In solchen Zeiten ist ein Gemeinwesen in tödlicher Gefahr.

Heroische Zeiten mit ihrer abstrakten Prinzipienmoral, mit ihren unterkomplexen Freund-Feind-Dichotomien, ihrer Geschichtsvergessenheit, ihren Diffamierungen und Verleumdungen und ihrem Vernichtungswillen sind in Wahrheit erbärmliche Zeiten voller tumber Zivilisationsverweigerung primitiver Figuren mit primitiven Bedürfnissen, Zeiten voller Feigheit und Angst vor dem wirklichen Leben, vor seiner Kakophonie und seiner unberechenbaren Unübersichtlichkeit.

Gegen Ende der Ilias trifft der übergroße Held Achill auf Hektor, der versucht, einen Streit auf zivilisierte Art zu beenden. Doch Achill hat kein Interesse am Frieden. Er weist Hektor zurück, indem er ihm kurzerhand das Menschsein abspricht. Es gibt keinen Schwur zwischen Mensch und Wolf oder Wolf und Lamm, lässt Achill ihn wissen. Der Held, der bis weit in die Neuzeit hinein Rollenvorbild für junge Männer von Stand war, besteht darauf, der Jäger zu sein und Hektor seine Beute – eine Beute, die nicht menschlich sei.

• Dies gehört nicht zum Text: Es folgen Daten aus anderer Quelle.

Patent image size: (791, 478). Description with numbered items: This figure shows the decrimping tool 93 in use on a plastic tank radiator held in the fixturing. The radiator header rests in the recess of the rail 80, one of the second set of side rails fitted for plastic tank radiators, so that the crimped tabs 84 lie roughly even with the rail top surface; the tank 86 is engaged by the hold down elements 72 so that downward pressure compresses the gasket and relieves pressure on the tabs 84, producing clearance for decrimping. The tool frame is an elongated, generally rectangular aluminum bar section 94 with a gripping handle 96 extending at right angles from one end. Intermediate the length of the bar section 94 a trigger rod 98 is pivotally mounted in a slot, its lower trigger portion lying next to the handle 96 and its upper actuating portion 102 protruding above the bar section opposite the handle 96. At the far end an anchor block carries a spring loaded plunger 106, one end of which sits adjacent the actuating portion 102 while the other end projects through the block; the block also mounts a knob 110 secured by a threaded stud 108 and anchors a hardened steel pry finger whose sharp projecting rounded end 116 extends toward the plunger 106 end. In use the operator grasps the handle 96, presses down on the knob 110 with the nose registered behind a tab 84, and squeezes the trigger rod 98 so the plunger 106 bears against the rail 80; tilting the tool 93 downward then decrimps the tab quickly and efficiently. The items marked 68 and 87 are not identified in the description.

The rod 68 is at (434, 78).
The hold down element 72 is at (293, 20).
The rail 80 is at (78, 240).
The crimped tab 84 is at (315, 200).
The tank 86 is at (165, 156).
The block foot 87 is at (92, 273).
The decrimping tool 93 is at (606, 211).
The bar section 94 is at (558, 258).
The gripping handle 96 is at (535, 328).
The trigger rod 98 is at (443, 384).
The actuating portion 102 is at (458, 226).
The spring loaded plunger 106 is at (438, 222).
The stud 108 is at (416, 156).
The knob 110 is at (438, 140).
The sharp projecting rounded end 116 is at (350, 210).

Wenn aber die Beute nicht menschlich ist, kann Achill alle Regeln ignorieren und alle Zügel fahren lassen in blinder Raserei.

Achill, das Vieh heißt der zornige Held in Christa Wolfs „Kassandra“ – was in der fast ausschließlich männlich besetzten Altphilologie zu heftiger Schnappatmung führte. Der Psychiater Jonathan Shay fand in der Ilias Erhellendes für Berserkertum und Persönlichkeitsauflösung durch Kriegstraumata bei Veteranen des Vietnamkrieges. Nichts Neues, wo man hinsieht.

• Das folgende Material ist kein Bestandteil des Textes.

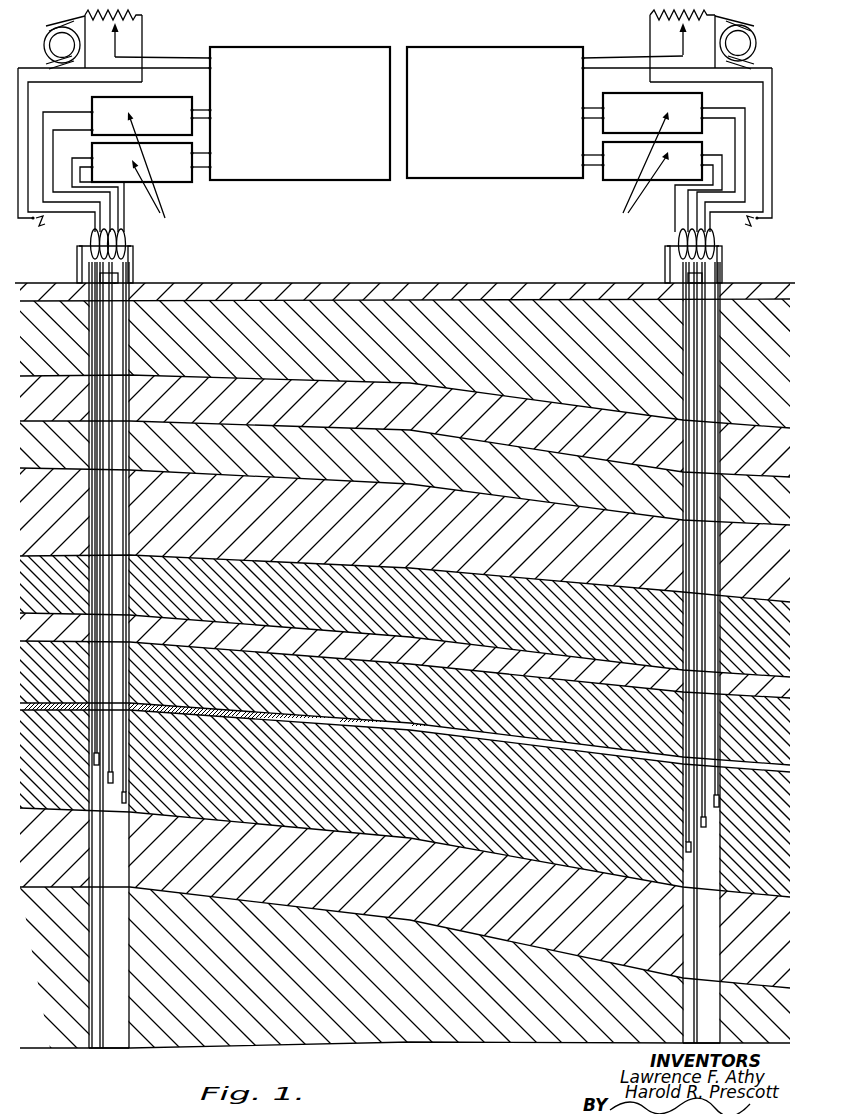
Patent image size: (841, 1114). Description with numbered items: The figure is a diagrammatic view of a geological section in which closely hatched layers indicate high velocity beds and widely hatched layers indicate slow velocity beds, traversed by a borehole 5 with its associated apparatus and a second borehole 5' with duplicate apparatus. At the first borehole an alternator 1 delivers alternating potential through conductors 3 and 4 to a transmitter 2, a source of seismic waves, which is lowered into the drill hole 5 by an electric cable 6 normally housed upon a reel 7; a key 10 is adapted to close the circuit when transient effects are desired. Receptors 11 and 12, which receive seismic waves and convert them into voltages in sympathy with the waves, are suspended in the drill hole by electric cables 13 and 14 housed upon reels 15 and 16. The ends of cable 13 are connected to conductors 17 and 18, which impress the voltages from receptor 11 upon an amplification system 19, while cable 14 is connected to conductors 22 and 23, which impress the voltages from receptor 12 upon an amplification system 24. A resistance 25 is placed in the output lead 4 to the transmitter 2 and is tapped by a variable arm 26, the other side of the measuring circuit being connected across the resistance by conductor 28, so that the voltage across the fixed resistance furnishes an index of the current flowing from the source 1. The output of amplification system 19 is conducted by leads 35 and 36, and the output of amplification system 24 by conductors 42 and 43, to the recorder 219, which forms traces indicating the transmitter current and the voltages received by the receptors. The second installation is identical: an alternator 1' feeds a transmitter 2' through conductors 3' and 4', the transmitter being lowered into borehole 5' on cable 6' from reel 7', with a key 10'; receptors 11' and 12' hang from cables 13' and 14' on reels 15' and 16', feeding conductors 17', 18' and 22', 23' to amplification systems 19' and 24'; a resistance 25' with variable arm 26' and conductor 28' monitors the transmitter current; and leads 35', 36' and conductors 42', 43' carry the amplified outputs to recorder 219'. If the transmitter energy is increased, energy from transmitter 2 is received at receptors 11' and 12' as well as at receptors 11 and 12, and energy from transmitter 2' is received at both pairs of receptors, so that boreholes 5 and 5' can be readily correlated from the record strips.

The alternator 1 is at (52, 42).
The transmitter 2 is at (127, 514).
The conductor 3 is at (24, 160).
The conductor 4 is at (85, 157).
The drill hole 5 is at (110, 1053).
The electric cable 6 is at (81, 655).
The reel 7 is at (69, 262).
The key 10 is at (52, 228).
The receptor 11 is at (137, 523).
The receptor 12 is at (145, 532).
The electric cable 13 is at (86, 278).
The electric cable 14 is at (161, 655).
The reel 15 is at (121, 266).
The reel 16 is at (152, 264).
The conductor 17 is at (71, 162).
The conductor 18 is at (85, 187).
The amplification system 19 is at (81, 179).
The conductor 22 is at (128, 242).
The conductor 23 is at (117, 198).
The amplification system 24 is at (194, 166).
The resistance 25 is at (128, 44).
The variable arm 26 is at (128, 40).
The conductor 28 is at (115, 75).
The lead 35 is at (214, 96).
The lead 36 is at (214, 126).
The conductor 42 is at (217, 171).
The conductor 43 is at (214, 151).
The recorder 219 is at (300, 102).
The alternator 1' is at (749, 42).
The transmitter 2' is at (685, 543).
The conductor 3' is at (774, 144).
The conductor 4' is at (720, 157).
The borehole 5' is at (673, 1045).
The electric cable 6' is at (730, 652).
The reel 7' is at (728, 253).
The key 10' is at (761, 233).
The receptor 11' is at (678, 551).
The receptor 12' is at (669, 560).
The electric cable 13' is at (669, 277).
The electric cable 14' is at (645, 652).
The reel 15' is at (713, 259).
The reel 16' is at (654, 264).
The conductor 17' is at (727, 159).
The conductor 18' is at (712, 180).
The amplification system 19' is at (716, 158).
The conductor 22' is at (679, 239).
The conductor 23' is at (679, 197).
The amplification system 24' is at (599, 164).
The resistance 25' is at (665, 43).
The variable arm 26' is at (697, 40).
The conductor 28' is at (676, 71).
The lead 35' is at (579, 94).
The lead 36' is at (575, 121).
The conductor 42' is at (578, 162).
The conductor 43' is at (579, 144).
The recorder 219' is at (495, 99).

Falstaffs und seine Freunde in der Republik der Schelme, die stets die Auswege durch die Hintertür finden, die sich absichtsvoll zwischen alle Stühle setzen, die lachen, wenn es besonders ernst ist, die mehr Anarchie wagen, die moralisch Hochbegabten aus dem Weg gehen, die in Zeiten flächendeckender Manipulation den Spieß herumdrehen und Lügengeschichten schreiben sowie subversive Persönlichkeitsanmaßung betreiben. Sie sind der Riss, durch den das Licht hereinkommt (vergleiche Madita Hampe zu „Anthem“ von Leonard Cohen).

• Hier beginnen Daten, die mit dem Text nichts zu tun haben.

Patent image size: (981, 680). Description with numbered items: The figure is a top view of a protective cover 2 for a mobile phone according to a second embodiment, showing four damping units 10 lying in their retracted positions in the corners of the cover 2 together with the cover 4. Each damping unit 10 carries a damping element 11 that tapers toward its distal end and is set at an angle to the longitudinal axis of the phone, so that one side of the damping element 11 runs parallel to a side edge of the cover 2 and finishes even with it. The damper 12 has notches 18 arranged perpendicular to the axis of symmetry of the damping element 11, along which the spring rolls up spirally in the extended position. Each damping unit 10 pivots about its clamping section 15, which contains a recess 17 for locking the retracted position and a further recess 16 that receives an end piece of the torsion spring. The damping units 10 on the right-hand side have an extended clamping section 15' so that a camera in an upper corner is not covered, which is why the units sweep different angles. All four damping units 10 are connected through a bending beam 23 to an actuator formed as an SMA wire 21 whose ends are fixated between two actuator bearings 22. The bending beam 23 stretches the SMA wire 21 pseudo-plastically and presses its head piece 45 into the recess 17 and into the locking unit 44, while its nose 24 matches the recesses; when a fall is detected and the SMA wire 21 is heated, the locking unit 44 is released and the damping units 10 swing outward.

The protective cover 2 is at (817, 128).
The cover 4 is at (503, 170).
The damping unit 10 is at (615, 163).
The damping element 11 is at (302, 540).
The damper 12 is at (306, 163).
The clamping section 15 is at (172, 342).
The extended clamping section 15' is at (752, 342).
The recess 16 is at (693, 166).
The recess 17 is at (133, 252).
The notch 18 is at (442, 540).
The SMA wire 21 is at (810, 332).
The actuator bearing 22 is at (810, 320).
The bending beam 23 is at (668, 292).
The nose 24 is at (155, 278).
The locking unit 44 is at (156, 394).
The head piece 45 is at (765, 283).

Schelme und Trickster gibt es überall auf der Welt – im Unterschied zu Helden. In klugen Kulturen lässt man sie ihre Arbeit tun. Eine davon ist, den Helden zu zeigen, wie strunzdumm sie sind. Wie es auch Falstaffs Freund Yossarian in Joseph Hellers „Catch 22“ tut.

Du redest davon, wie der Krieg gewonnen werden kann, und ich rede davon, wie der Krieg gewonnen werden, ich aber am Leben bleiben kann.

„Ganz richtig“, antwortete Clevinger schnell und selbstzufrieden. Und was, glaubst du wohl, ist wichtiger?
„Wichtiger für wen?“, schoss Yossarian zurück.

„Mach doch endlich die Augen auf, Clevinger. Einem toten Mann ist es völlig egal, wer den Krieg gewinnt.“

What is honour?

Ich danke Ugo d’Orazio für die musikalische Beratung.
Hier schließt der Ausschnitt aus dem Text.